Ignace Meyerson (27 février 1888 à Varsovie en Pologne - 17 novembre 1983 à Paris) est un psychologue français d'origine polonaise.

Biographie[modifier | modifier le code]

En 1905, après sa participation à l'insurrection russo-polonaise, il doit fuir en Allemagne où il suit des études de chimie. En 1906 il vient à Paris retrouver le célèbre philosophe des sciences Émile Meyerson, père de son cousin[1] pour suivre des études de médecine.

Durant la Première Guerre mondiale, il est interne à la Salpêtrière où il rencontre notamment Pierre Janet. Il obtient une licence de philosophie en 1918. En 1919, il devient à la demande de Janet, secrétaire de rédaction du Journal de psychologie normale et pathologique. En 1923, alors qu'il est directeur adjoint de l’École Pratique des Hautes Études, il traduit en français la Traumdeutung (L'interprétation des rêves) de Freud. Il côtoie notamment Piaget, Mauss, Pavlov, Le Corbusier, Aragon...

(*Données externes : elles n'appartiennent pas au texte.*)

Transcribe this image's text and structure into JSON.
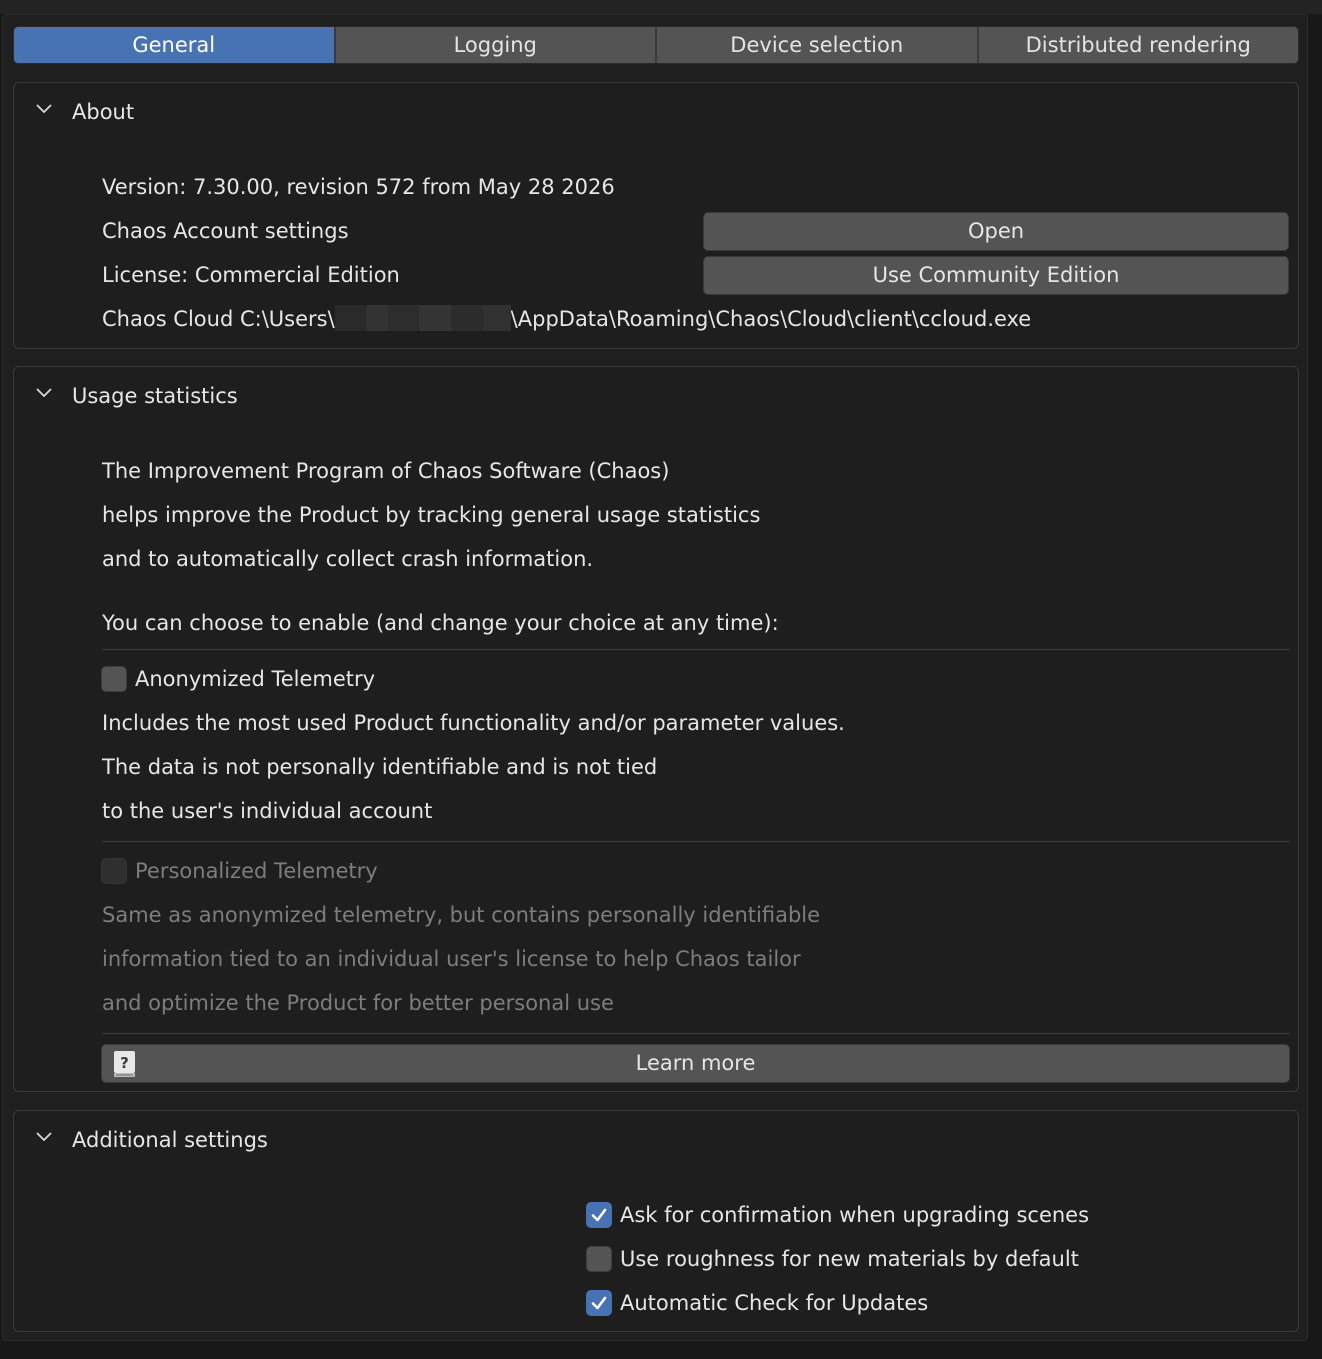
{
  "tabs": [
    {
      "label": "General",
      "active": true
    },
    {
      "label": "Logging",
      "active": false
    },
    {
      "label": "Device selection",
      "active": false
    },
    {
      "label": "Distributed rendering",
      "active": false
    }
  ],
  "about": {
    "title": "About",
    "version": "Version: 7.30.00, revision 572 from May 28 2026",
    "account_label": "Chaos Account settings",
    "open_button": "Open",
    "license_label": "License: Commercial Edition",
    "community_button": "Use Community Edition",
    "cloud_prefix": "Chaos Cloud C:\\Users\\",
    "cloud_suffix": "\\AppData\\Roaming\\Chaos\\Cloud\\client\\ccloud.exe"
  },
  "usage": {
    "title": "Usage statistics",
    "intro_1": "The Improvement Program of Chaos Software (Chaos)",
    "intro_2": "helps improve the Product by tracking general usage statistics",
    "intro_3": "and to automatically collect crash information.",
    "choose": "You can choose to enable (and change your choice at any time):",
    "anon_label": "Anonymized Telemetry",
    "anon_checked": false,
    "anon_desc_1": "Includes the most used Product functionality and/or parameter values.",
    "anon_desc_2": "The data is not personally identifiable and is not tied",
    "anon_desc_3": "to the user's individual account",
    "pers_label": "Personalized Telemetry",
    "pers_checked": false,
    "pers_desc_1": "Same as anonymized telemetry, but contains personally identifiable",
    "pers_desc_2": "information tied to an individual user's license to help Chaos tailor",
    "pers_desc_3": "and optimize the Product for better personal use",
    "learn_more": "Learn more"
  },
  "additional": {
    "title": "Additional settings",
    "options": [
      {
        "label": "Ask for confirmation when upgrading scenes",
        "checked": true
      },
      {
        "label": "Use roughness for new materials by default",
        "checked": false
      },
      {
        "label": "Automatic Check for Updates",
        "checked": true
      }
    ]
  },
  "colors": {
    "accent": "#4772b3",
    "button": "#545454",
    "background": "#1e1e1e"
  }
}
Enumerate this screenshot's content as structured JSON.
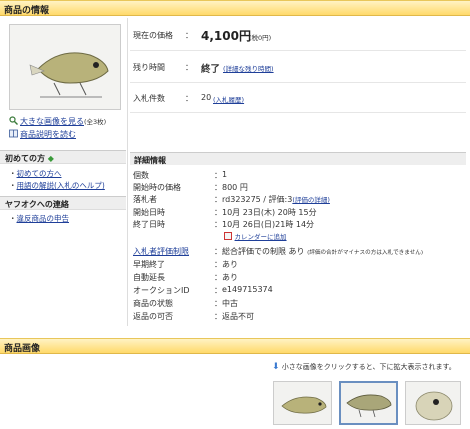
{
  "section1": {
    "title": "商品の情報"
  },
  "left": {
    "enlarge_link": "大きな画像を見る",
    "enlarge_count": "(全3枚)",
    "description_link": "商品説明を読む"
  },
  "beginner": {
    "title": "初めての方",
    "items": [
      "初めての方へ",
      "用語の解説(入札のヘルプ)"
    ]
  },
  "contact": {
    "title": "ヤフオクへの連絡",
    "items": [
      "違反商品の申告"
    ]
  },
  "price": {
    "label": "現在の価格",
    "value": "4,100円",
    "tax": "(税0円)"
  },
  "remaining": {
    "label": "残り時間",
    "value": "終了",
    "detail_link": "(詳細な残り時間)"
  },
  "bids": {
    "label": "入札件数",
    "value": "20",
    "history_link": "(入札履歴)"
  },
  "details": {
    "title": "詳細情報",
    "rows": [
      {
        "label": "個数",
        "value": "1"
      },
      {
        "label": "開始時の価格",
        "value": "800 円"
      },
      {
        "label": "落札者",
        "value": "rd323275 / 評価:3",
        "link": "(評価の詳細)"
      },
      {
        "label": "開始日時",
        "value": "10月 23日(木) 20時 15分"
      },
      {
        "label": "終了日時",
        "value": "10月 26日(日)21時 14分"
      }
    ],
    "calendar_link": "カレンダーに追加",
    "rows2": [
      {
        "label": "入札者評価制限",
        "value": "総合評価での制限 あり",
        "note": "(評価の合計がマイナスの方は入札できません)"
      },
      {
        "label": "早期終了",
        "value": "あり"
      },
      {
        "label": "自動延長",
        "value": "あり"
      },
      {
        "label": "オークションID",
        "value": "e149715374"
      },
      {
        "label": "商品の状態",
        "value": "中古"
      },
      {
        "label": "返品の可否",
        "value": "返品不可"
      }
    ]
  },
  "section2": {
    "title": "商品画像"
  },
  "image_hint": "小さな画像をクリックすると、下に拡大表示されます。"
}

En juin 1940, révoqué en raison des lois raciales de Vichy, il doit quitter Paris pour Toulouse où il enseigne la psychologie. En 1941, il entre dans la résistance à l'Armée secrète avec Jean-Pierre Vernant. Il reprend son enseignement de psychologie à Toulouse en 1945 et soutient en 1947 sa thèse de lettres à la Sorbonne: Les fonctions psychologiques et les œuvres.

En 1952, Meyerson fonde le Centre de recherches de psychologies comparative. Ce centre organise des colloques où se retrouvent les plus grands noms de l'histoire, des arts plastiques et des sciences humaines.

Contribution[modifier | modifier le code]

Meyerson a joué un rôle clé dans la psychologie de l'entre deux guerres. L'ouvrage Pour une psychologie historique, dirigé par F. Parot (1996) rappelle qu’il fût avant la Première Guerre mondiale, directeur du Journal de psychologie normale et pathologique, un projet pluridisciplinaire qui devait servir d'intermédiaire entre psychologues, sociologues, historiens, philosophes, médecins, ethnologues... Ce journal auquel Piaget lui-même collabora eut au début plus de succès que l'Année psychologique, revue assez technique qui correspondait aux positions théoriques de Henri Piéron, physiologiste et promoteur d'une psychologie appliquée qui souhaitait donner à la psychologie française l'orientation comportementaliste qui faisait son succès aux États-Unis. Meyerson va s'opposer à cette psychologie expérimentale et positiviste fondée sur ce qu'il nommait « le dogmatisme de la permanence: la croyance dans le caractère immuable des fonctions et des catégories de l'esprit ».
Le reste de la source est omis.